Den Teilnehmern bietet sich die Chance, noch im laufenden Jahr einen Finanzierungszuschuss für die Umsetzung ihrer Ideen in konkrete Projekte zu erhalten, heißt es weiter. Ganz im Gestus des Herrn Krösus. In der Ausschreibung heißt es noch: “Bei der Entscheidung über die Projekte / Projektideen wird beurteilt, ob die Maßnahme schlüssig geplant und wirtschaftlich angemessen kalkuliert wurde, eine Verbesserung bzw. Erhöhung der Innovationsdynamik für/ in Leipzig deutlich wird, eine qualifizierte Umsetzung erfolgen kann bzw. zu erwarten ist, der Erprobungs- oder Pilotcharakter des Projektes bzw. der Projektidee gegeben ist.”

Und das alles für 5.000 Euro? – So billig glaubt man, entstehen mal auf die Schnelle Innovationen? – Denn die Ausschreibung betont auch: Die Projekte dürfen noch nicht angefangen sein, müssen aber bis zum 31. März 2013 beendet sein.

Und man will auch “Angaben zur Durchführung: finanziell (Angaben zu Personalkosten, Investitionskosten, Reisekosten, e.t.c.), inhaltlich (Meilensteinplanung), zeitlich (Projektverlauf, terminierter Projektabschluss), Angaben zur Qualifikation oder Referenzen der Projektbeteiligten.”

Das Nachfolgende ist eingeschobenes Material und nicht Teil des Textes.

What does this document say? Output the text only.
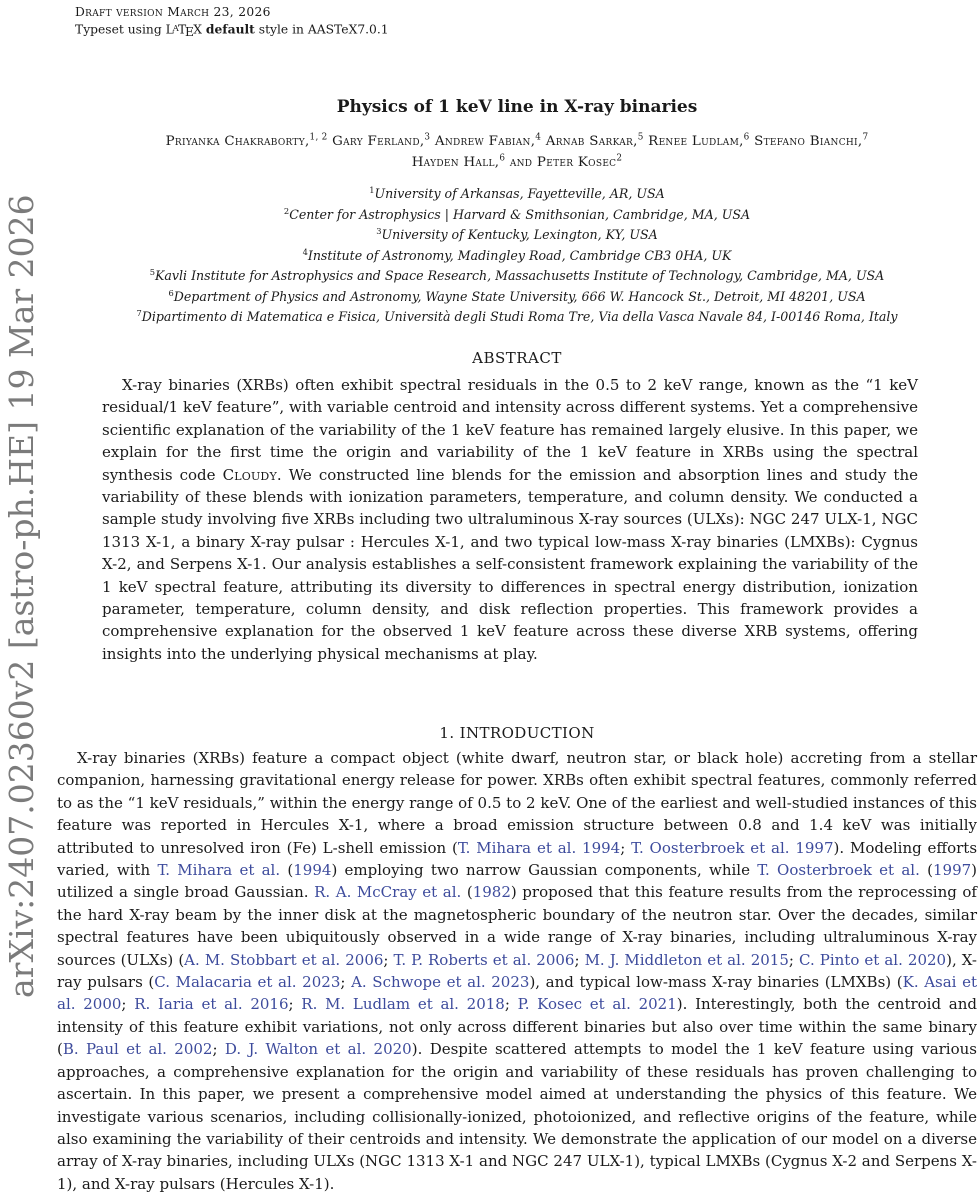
Draft version March 23, 2026
Typeset using LATEX default style in AASTeX7.0.1
arXiv:2407.02360v2 [astro-ph.HE] 19 Mar 2026
Physics of 1 keV line in X-ray binaries
Priyanka Chakraborty,$^{1, 2}$ Gary Ferland,$^3$ Andrew Fabian,$^4$ Arnab Sarkar,$^5$ Renee Ludlam,$^6$ Stefano Bianchi,$^7$
Hayden Hall,$^6$ and Peter Kosec$^2$
$^1$University of Arkansas, Fayetteville, AR, USA
$^2$Center for Astrophysics | Harvard & Smithsonian, Cambridge, MA, USA
$^3$University of Kentucky, Lexington, KY, USA
$^4$Institute of Astronomy, Madingley Road, Cambridge CB3 0HA, UK
$^5$Kavli Institute for Astrophysics and Space Research, Massachusetts Institute of Technology, Cambridge, MA, USA
$^6$Department of Physics and Astronomy, Wayne State University, 666 W. Hancock St., Detroit, MI 48201, USA
$^7$Dipartimento di Matematica e Fisica, Università degli Studi Roma Tre, Via della Vasca Navale 84, I-00146 Roma, Italy
ABSTRACT
X-ray binaries (XRBs) often exhibit spectral residuals in the 0.5 to 2 keV range, known as the “1 keV residual/1 keV feature”, with variable centroid and intensity across different systems. Yet a comprehensive scientific explanation of the variability of the 1 keV feature has remained largely elusive. In this paper, we explain for the first time the origin and variability of the 1 keV feature in XRBs using the spectral synthesis code Cloudy. We constructed line blends for the emission and absorption lines and study the variability of these blends with ionization parameters, temperature, and column density. We conducted a sample study involving five XRBs including two ultraluminous X-ray sources (ULXs): NGC 247 ULX-1, NGC 1313 X-1, a binary X-ray pulsar : Hercules X-1, and two typical low-mass X-ray binaries (LMXBs): Cygnus X-2, and Serpens X-1. Our analysis establishes a self-consistent framework explaining the variability of the 1 keV spectral feature, attributing its diversity to differences in spectral energy distribution, ionization parameter, temperature, column density, and disk reflection properties. This framework provides a comprehensive explanation for the observed 1 keV feature across these diverse XRB systems, offering insights into the underlying physical mechanisms at play.
1. INTRODUCTION
X-ray binaries (XRBs) feature a compact object (white dwarf, neutron star, or black hole) accreting from a stellar companion, harnessing gravitational energy release for power. XRBs often exhibit spectral features, commonly referred to as the “1 keV residuals,” within the energy range of 0.5 to 2 keV. One of the earliest and well-studied instances of this feature was reported in Hercules X-1, where a broad emission structure between 0.8 and 1.4 keV was initially attributed to unresolved iron (Fe) L-shell emission (T. Mihara et al. 1994; T. Oosterbroek et al. 1997). Modeling efforts varied, with T. Mihara et al. (1994) employing two narrow Gaussian components, while T. Oosterbroek et al. (1997) utilized a single broad Gaussian. R. A. McCray et al. (1982) proposed that this feature results from the reprocessing of the hard X-ray beam by the inner disk at the magnetospheric boundary of the neutron star. Over the decades, similar spectral features have been ubiquitously observed in a wide range of X-ray binaries, including ultraluminous X-ray sources (ULXs) (A. M. Stobbart et al. 2006; T. P. Roberts et al. 2006; M. J. Middleton et al. 2015; C. Pinto et al. 2020), X-ray pulsars (C. Malacaria et al. 2023; A. Schwope et al. 2023), and typical low-mass X-ray binaries (LMXBs) (K. Asai et al. 2000; R. Iaria et al. 2016; R. M. Ludlam et al. 2018; P. Kosec et al. 2021). Interestingly, both the centroid and intensity of this feature exhibit variations, not only across different binaries but also over time within the same binary (B. Paul et al. 2002; D. J. Walton et al. 2020). Despite scattered attempts to model the 1 keV feature using various approaches, a comprehensive explanation for the origin and variability of these residuals has proven challenging to ascertain. In this paper, we present a comprehensive model aimed at understanding the physics of this feature. We investigate various scenarios, including collisionally-ionized, photoionized, and reflective origins of the feature, while also examining the variability of their centroids and intensity. We demonstrate the application of our model on a diverse array of X-ray binaries, including ULXs (NGC 1313 X-1 and NGC 247 ULX-1), typical LMXBs (Cygnus X-2 and Serpens X-1), and X-ray pulsars (Hercules X-1).
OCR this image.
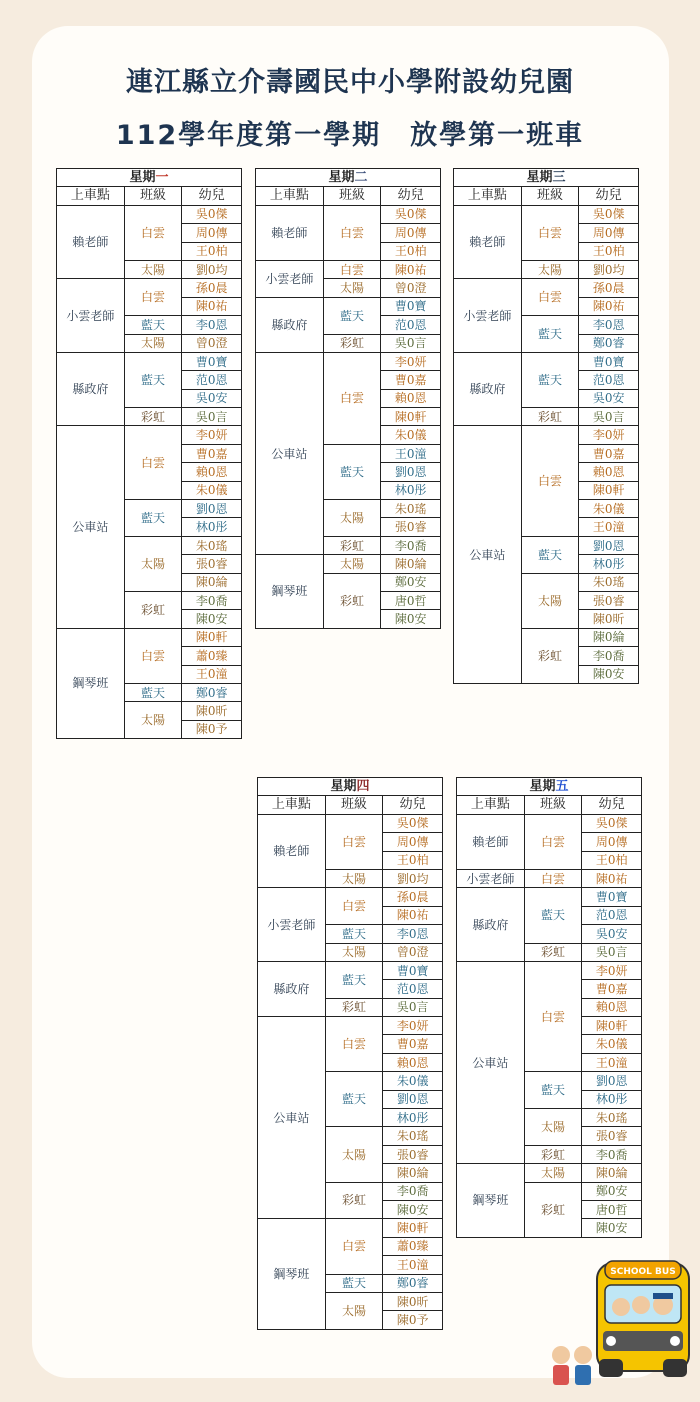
連江縣立介壽國民中小學附設幼兒園
112學年度第一學期　放學第一班車
星期一		
上車點	班級	幼兒
賴老師	白雲	吳0傑
		周0傳
		王0柏
	太陽	劉0均
小雲老師	白雲	孫0晨
		陳0祐
	藍天	李0恩
	太陽	曾0澄
縣政府	藍天	曹0寶
		范0恩
		吳0安
	彩虹	吳0言
公車站	白雲	李0妍
		曹0嘉
		賴0恩
		朱0儀
	藍天	劉0恩
		林0彤
	太陽	朱0瑤
		張0睿
		陳0綸
	彩虹	李0喬
		陳0安
鋼琴班	白雲	陳0軒
		蕭0臻
		王0潼
	藍天	鄭0睿
	太陽	陳0昕
		陳0予
星期二		
上車點	班級	幼兒
賴老師	白雲	吳0傑
		周0傳
		王0柏
小雲老師	白雲	陳0祐
	太陽	曾0澄
縣政府	藍天	曹0寶
		范0恩
	彩虹	吳0言
公車站	白雲	李0妍
		曹0嘉
		賴0恩
		陳0軒
		朱0儀
	藍天	王0潼
		劉0恩
		林0彤
	太陽	朱0瑤
		張0睿
	彩虹	李0喬
鋼琴班	太陽	陳0綸
	彩虹	鄭0安
		唐0哲
		陳0安
星期三		
上車點	班級	幼兒
賴老師	白雲	吳0傑
		周0傳
		王0柏
	太陽	劉0均
小雲老師	白雲	孫0晨
		陳0祐
	藍天	李0恩
		鄭0睿
縣政府	藍天	曹0寶
		范0恩
		吳0安
	彩虹	吳0言
公車站	白雲	李0妍
		曹0嘉
		賴0恩
		陳0軒
		朱0儀
		王0潼
	藍天	劉0恩
		林0彤
	太陽	朱0瑤
		張0睿
		陳0昕
	彩虹	陳0綸
		李0喬
		陳0安
星期四		
上車點	班級	幼兒
賴老師	白雲	吳0傑
		周0傳
		王0柏
	太陽	劉0均
小雲老師	白雲	孫0晨
		陳0祐
	藍天	李0恩
	太陽	曾0澄
縣政府	藍天	曹0寶
		范0恩
	彩虹	吳0言
公車站	白雲	李0妍
		曹0嘉
		賴0恩
	藍天	朱0儀
		劉0恩
		林0彤
	太陽	朱0瑤
		張0睿
		陳0綸
	彩虹	李0喬
		陳0安
鋼琴班	白雲	陳0軒
		蕭0臻
		王0潼
	藍天	鄭0睿
	太陽	陳0昕
		陳0予
星期五		
上車點	班級	幼兒
賴老師	白雲	吳0傑
		周0傳
		王0柏
小雲老師	白雲	陳0祐
縣政府	藍天	曹0寶
		范0恩
		吳0安
	彩虹	吳0言
公車站	白雲	李0妍
		曹0嘉
		賴0恩
		陳0軒
		朱0儀
		王0潼
	藍天	劉0恩
		林0彤
	太陽	朱0瑤
		張0睿
	彩虹	李0喬
鋼琴班	太陽	陳0綸
	彩虹	鄭0安
		唐0哲
		陳0安
SCHOOL BUS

Und das bis zum 5. August. Wer die letzte Analyse zum “Cluster” Kreativwirtschaft gelesen hat, weiß, dass die allerwenigsten von den 4.400 hier zusammengewürfelten Unternehmen das Potenzial haben, derartiges binnen zwei Wochen auf die Beine zu stellen. Und die, die das Potenzial haben, für die ist die ausgelobte Summe lächerlich.

Und einfach mal aus der realistischen Leipziger Perspektive betrachtet: Eine einzige Null drangehängt an die zusammengekratzten Spendengelder, und die Stadt würde den Kreativen in Leipzig tatsächlich signalisieren, dass sie sie ernst nimmt. Das hier ist nur ein Freizeitspaß für Leute, die Kreativ-Arbeit als Fingerschnipsen betrachten.

Über die eingereichten Projekte und Projektideen entscheidet dann auch noch ein vom Amt für Wirtschaftsförderung eingesetzter Beirat bis zum 10. August 2012.

Man darf gespannt sein darauf, welche seltsamen Blüten dieser neue Spaßwettbewerb für das Spaß-Cluster treiben wird.